The "Warlord's" actions were a strange turn of events--and certainly a surprise to Reed, who is astonished to discover that this Warlord might indeed be his father. But, when things are finally cleared up, Nathaniel elaborates on what truly happened, and how the Queen's daughter, Cassandra--his wife--took advantage of both his good will, and his knowledge.



Nathaniel resolves to stay behind, and help to create the world that he originally intended to see flourish. According to the man who would become Kang, he succeeded only too well.



What both Byrne and Stern conspicuously omit from their retellings which otherwise adhere so closely to Stan Lee and Jack Kirby's original material is that the Fantastic Four were part of the planet's history that Kang envies; indeed, their careers were a factor in the impetus which led him to seek out Nathaniel's now-ancient citadel. It seems particularly odd for Byrne, of all people, to omit the panel, in light of how diligently he usually links his FF stories to the team's roots.



The panel clearly ties this world to our own, which seemed intentional on the part of Lee and Kirby in detailing events that documented our own Earth's era of peace that the man who would become Rama-Tut found so detestable--a fact that would naturally impact on the story's revised 1984-86 version.

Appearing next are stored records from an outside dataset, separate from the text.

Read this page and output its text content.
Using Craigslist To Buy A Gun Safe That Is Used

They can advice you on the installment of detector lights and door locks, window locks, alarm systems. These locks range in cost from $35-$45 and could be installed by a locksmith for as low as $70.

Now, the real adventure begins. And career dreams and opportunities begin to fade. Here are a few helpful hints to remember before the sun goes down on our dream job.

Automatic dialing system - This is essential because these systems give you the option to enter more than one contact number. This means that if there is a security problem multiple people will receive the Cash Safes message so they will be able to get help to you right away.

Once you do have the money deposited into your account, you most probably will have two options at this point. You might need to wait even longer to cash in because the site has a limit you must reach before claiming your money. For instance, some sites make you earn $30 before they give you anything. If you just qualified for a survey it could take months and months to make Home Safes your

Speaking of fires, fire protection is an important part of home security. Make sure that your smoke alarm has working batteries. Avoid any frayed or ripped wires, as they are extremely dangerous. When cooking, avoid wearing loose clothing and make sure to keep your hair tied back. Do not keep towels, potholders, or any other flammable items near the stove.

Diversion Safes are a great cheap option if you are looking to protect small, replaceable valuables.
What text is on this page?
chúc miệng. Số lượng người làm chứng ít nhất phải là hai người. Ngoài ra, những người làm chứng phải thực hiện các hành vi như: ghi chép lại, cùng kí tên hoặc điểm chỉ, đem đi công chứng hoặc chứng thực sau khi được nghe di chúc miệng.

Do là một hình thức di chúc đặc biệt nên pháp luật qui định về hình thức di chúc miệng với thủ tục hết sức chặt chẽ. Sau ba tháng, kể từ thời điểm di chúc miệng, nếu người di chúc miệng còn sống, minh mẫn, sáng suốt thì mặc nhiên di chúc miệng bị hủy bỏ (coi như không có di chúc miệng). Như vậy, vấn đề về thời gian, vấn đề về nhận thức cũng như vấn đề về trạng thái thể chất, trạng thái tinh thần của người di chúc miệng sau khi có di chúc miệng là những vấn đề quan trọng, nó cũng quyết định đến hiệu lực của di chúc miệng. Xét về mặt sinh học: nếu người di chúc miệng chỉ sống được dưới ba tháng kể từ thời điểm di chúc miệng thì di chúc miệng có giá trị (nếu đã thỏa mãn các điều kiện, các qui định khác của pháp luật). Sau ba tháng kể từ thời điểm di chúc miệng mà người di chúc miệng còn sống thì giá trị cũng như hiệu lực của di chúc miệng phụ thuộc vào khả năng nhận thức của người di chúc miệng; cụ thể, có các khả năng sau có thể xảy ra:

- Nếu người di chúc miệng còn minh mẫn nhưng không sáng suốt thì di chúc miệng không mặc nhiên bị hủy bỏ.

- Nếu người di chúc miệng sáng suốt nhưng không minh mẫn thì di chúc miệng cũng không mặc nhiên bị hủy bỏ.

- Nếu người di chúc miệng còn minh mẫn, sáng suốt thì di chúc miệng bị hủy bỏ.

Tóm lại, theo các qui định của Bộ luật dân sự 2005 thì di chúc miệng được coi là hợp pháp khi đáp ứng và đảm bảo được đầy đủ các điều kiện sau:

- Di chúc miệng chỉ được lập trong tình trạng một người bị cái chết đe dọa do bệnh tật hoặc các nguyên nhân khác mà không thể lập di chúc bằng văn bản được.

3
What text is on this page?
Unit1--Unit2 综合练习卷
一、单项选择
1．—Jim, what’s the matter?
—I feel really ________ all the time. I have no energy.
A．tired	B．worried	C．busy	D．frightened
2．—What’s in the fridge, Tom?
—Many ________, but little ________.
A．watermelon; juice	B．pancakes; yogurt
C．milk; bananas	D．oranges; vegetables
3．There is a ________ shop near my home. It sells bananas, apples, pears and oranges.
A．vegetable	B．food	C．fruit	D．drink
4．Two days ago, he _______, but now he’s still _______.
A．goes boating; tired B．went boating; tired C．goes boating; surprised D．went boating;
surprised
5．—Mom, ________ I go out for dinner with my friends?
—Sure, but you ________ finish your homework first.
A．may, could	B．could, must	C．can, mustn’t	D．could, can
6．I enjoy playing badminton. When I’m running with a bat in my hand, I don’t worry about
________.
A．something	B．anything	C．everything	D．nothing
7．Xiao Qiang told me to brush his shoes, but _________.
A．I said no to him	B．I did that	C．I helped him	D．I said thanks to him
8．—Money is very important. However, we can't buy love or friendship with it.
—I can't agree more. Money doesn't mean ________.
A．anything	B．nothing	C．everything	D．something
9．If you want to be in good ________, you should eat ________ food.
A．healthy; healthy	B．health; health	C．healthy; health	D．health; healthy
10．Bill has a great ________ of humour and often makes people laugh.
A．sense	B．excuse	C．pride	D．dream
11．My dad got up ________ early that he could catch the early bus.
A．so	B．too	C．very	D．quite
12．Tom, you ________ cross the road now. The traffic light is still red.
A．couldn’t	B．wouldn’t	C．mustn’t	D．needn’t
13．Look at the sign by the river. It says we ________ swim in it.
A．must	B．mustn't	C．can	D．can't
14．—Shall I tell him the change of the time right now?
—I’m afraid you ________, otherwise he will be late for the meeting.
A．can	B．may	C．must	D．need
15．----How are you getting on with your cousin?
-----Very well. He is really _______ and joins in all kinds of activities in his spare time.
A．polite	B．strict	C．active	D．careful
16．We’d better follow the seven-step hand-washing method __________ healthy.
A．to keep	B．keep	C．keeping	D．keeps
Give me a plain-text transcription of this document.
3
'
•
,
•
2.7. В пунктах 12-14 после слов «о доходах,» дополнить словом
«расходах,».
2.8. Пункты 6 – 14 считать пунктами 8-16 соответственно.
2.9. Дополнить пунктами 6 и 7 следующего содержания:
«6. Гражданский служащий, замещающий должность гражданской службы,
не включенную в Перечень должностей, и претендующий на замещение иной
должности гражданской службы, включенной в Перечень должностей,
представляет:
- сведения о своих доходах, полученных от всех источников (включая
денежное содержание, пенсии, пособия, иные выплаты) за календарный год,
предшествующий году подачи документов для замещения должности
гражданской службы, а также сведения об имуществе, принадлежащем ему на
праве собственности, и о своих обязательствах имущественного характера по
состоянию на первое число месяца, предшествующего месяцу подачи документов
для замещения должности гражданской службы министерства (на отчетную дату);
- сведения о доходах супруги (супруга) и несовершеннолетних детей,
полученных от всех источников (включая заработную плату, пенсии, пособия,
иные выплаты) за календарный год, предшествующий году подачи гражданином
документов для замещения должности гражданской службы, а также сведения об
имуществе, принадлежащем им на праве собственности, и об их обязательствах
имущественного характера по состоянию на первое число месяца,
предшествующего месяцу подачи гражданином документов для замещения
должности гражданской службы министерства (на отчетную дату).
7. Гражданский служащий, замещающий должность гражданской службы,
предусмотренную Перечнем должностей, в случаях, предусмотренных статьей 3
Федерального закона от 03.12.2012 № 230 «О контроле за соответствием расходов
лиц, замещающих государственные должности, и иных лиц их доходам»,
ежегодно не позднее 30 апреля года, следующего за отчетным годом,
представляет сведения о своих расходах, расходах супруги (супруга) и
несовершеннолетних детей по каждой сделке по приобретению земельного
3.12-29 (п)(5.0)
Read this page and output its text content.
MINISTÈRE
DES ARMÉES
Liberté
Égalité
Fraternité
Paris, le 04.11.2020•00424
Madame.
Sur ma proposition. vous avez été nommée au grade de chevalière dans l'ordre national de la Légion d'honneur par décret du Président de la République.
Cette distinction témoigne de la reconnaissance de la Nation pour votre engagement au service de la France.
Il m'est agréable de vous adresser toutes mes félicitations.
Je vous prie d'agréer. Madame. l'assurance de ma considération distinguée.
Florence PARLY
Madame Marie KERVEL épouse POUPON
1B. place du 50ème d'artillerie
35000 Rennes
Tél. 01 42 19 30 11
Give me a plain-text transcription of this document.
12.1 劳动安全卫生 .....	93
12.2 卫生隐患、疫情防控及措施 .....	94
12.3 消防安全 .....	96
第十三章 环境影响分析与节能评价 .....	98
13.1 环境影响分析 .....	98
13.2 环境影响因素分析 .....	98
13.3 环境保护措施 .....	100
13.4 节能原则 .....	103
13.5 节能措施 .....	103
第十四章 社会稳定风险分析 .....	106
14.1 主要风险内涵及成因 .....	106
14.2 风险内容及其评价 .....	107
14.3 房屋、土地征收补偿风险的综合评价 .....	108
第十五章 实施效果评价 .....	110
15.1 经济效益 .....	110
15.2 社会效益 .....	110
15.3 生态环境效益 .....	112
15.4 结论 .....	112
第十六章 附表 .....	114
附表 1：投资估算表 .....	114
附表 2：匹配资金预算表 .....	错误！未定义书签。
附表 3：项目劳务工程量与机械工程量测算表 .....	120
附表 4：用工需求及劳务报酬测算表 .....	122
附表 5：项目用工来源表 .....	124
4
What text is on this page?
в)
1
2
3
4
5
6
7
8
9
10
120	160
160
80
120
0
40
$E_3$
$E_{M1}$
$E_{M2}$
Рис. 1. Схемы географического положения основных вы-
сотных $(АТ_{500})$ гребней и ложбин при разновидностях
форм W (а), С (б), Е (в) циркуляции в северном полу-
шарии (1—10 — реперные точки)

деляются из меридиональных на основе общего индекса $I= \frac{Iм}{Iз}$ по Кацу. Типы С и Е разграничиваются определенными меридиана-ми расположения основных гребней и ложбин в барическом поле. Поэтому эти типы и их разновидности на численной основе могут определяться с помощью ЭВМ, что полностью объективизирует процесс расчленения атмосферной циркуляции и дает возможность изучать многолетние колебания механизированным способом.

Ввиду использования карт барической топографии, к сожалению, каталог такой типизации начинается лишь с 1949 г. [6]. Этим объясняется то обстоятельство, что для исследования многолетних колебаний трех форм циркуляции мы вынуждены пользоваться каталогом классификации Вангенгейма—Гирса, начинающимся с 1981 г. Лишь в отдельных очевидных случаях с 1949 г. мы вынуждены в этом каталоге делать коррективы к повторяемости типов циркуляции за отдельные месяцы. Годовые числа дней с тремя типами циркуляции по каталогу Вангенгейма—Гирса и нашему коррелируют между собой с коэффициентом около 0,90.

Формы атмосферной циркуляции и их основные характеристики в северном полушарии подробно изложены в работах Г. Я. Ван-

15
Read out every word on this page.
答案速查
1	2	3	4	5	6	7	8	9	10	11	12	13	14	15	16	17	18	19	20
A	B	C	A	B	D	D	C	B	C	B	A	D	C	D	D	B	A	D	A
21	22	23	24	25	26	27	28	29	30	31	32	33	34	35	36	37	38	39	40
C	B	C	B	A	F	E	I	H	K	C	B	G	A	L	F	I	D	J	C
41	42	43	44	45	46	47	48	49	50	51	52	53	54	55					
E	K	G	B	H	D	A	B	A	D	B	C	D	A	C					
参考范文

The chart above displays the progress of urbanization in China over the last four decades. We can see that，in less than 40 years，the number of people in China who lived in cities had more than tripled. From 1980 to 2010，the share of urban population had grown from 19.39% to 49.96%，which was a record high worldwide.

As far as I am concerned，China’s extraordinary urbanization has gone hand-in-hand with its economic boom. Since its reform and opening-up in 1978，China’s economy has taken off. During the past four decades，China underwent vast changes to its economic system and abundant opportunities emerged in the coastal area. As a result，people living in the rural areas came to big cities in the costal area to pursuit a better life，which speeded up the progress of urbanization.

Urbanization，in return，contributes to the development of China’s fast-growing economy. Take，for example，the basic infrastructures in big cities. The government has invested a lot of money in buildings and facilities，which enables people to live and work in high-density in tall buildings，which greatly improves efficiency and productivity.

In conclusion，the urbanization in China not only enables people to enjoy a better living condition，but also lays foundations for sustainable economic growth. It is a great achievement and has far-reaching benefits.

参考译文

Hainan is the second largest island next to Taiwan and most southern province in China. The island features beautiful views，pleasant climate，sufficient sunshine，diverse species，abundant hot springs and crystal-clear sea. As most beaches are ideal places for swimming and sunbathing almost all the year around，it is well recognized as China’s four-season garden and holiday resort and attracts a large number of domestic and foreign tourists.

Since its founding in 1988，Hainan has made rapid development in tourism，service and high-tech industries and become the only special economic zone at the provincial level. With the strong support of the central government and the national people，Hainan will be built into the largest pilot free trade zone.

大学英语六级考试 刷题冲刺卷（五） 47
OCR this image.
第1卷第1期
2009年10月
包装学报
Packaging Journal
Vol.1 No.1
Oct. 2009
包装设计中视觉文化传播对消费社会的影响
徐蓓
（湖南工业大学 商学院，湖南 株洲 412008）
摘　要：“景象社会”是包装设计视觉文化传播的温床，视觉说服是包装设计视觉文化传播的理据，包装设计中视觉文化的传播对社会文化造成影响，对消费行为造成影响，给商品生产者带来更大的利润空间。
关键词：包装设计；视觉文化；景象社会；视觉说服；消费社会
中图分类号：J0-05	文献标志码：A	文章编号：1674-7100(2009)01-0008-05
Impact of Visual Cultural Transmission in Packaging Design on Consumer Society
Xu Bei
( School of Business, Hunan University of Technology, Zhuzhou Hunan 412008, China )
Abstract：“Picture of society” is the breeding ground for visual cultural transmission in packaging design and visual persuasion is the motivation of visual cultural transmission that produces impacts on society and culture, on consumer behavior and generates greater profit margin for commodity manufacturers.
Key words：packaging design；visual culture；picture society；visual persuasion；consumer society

The oversight by both Stern and Byrne appears deliberate; whether it was because explaining the discrepancy wasn't worth the time it would take, or that it simply got in the way of the new version, is open to speculation. It doesn't seem to be an insurmountable complication by any means--the presence of the FF in an alternate reality isn't a stretch of the imagination, considering how often such a concept has seen publication.

Given what we now know of Kang's origins, it would be interesting to come across a story where Kang's journey to the past takes place on his own world, rather than the "alternate" world which turns out to be our own. For all we know, he might have even been responsible for the war that led to the destruction of the moon, a paradox of that world's history that would have made for fascinating reading.

5 comments:

Anonymous said...

Been enjoying this blog's look back at Kang. That's one villain that had a lot of great stories in him, as we have seen. He's a gift that keeps on giving, story-wise. That Hulk story you reviewed was a classic.
So was Kang a descendant of the Richards, or what? Are those the "ancestors"s? And doesn't Nathaniel Richards later turn out to be kind of a bad guy?
And if the Moon ever does declare independence from the Earth, I'm goin'.

M.P.

-3- said...

Kang has always been a favorite character since his introduction, but - I have to admit, i never noticed the discrepancy until you pointed it out.
Good spotting.

Comicsfan said...

M.P., yes, it seems that Kang is indeed a descendant of Nathaniel Richards, though perhaps not of Reed; technically speaking, the family line that Kang descended from existed on an alternate Earth, where Reed likely never existed. As for Nathaniel, I think the general feeling among the FF members is that he was never as forthcoming as he should have been, particularly given the danger that Hyperstorm posed to his family.

Jared said...

I haven't ever read this. What issue of FF is this from?

Comicsfan said...

Jared, these scenes are from FF #273.